On the spacecraft side, we felt that the concepts already under trial in Project Mercury would be applicable for the command and service module, but we would need new sources of onboard power such as the fuel cell. The landing on the Moon would require precision guidance, as well as good visibility from the cabin for the astronauts, and a graduated control of rocket thrust heretofore undeveloped. The state of the art in tracking and communication would be severely tested. Precision navigation techniques using inertial systems would be necessary, and high-speed computing for solving complex navigation problems involving the celestial mechanics of three-body systems. The mass ratios involved in the spacecraft, particularly the lunar lander, would require the ultimate in materials. Safety factors would have to be stretched in order to give the low structural weights required. And in the spacecraft, as well as the launch vehicle, new orders of reliability would be required for so long a mission so far from home.

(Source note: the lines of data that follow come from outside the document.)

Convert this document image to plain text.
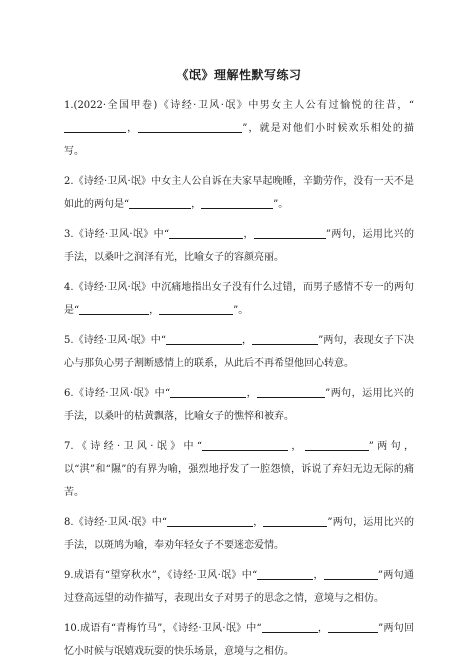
《氓》理解性默写练习
1.(2022·全国甲卷)《诗经·卫风·氓》中男女主人公有过愉悦的往昔，“，	”，就是对他们小时候欢乐相处的描写。
2.《诗经·卫风·氓》中女主人公自诉在夫家早起晚睡，辛勤劳作，没有一天不是如此的两句是“	，	”。
3.《诗经·卫风·氓》中“	，	”两句，运用比兴的手法，以桑叶之润泽有光，比喻女子的容颜亮丽。
4.《诗经·卫风·氓》中沉痛地指出女子没有什么过错，而男子感情不专一的两句是“	，	”。
5.《诗经·卫风·氓》中“	，	”两句，表现女子下决心与那负心男子割断感情上的联系，从此后不再希望他回心转意。
6.《诗经·卫风·氓》中“	，	”两句，运用比兴的手法，以桑叶的枯黄飘落，比喻女子的憔悴和被弃。
7.《诗经·卫风·氓》中“	，	”两句，以“淇”和“隰”的有界为喻，强烈地抒发了一腔怨愤，诉说了弃妇无边无际的痛苦。
8.《诗经·卫风·氓》中“	，	”两句，运用比兴的手法，以斑鸠为喻，奉劝年轻女子不要迷恋爱情。
9.成语有“望穿秋水”，《诗经·卫风·氓》中“	，	”两句通过登高远望的动作描写，表现出女子对男子的思念之情，意境与之相仿。
10.成语有“青梅竹马”，《诗经·卫风·氓》中“	，	”两句回忆小时候与氓嬉戏玩耍的快乐场景，意境与之相仿。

The Moon itself was a great unknown. Its surface, its mass distribution, and whether the lunar soil would be firm enough to support a landing craft were all open to conjecture. Finally, a master plan had to be evolved. The launch site had to be selected, roles and missions of government centers had to be determined, and a choice had to be made between the various concepts of how to go to the Moon, whether to use Earth-orbit rendezvous, direct ascent, or the most controversial of all, lunar-orbit rendezvous. A government team had to be built that, working closely together with leaders of industry, would manage the development and production of the launch vehicles, the spacecraft, and facilities for tests and operations. Not only would all these things have to be done in the short time available, but many would have to be worked out at the beginning, during what I have called "the year of decisions."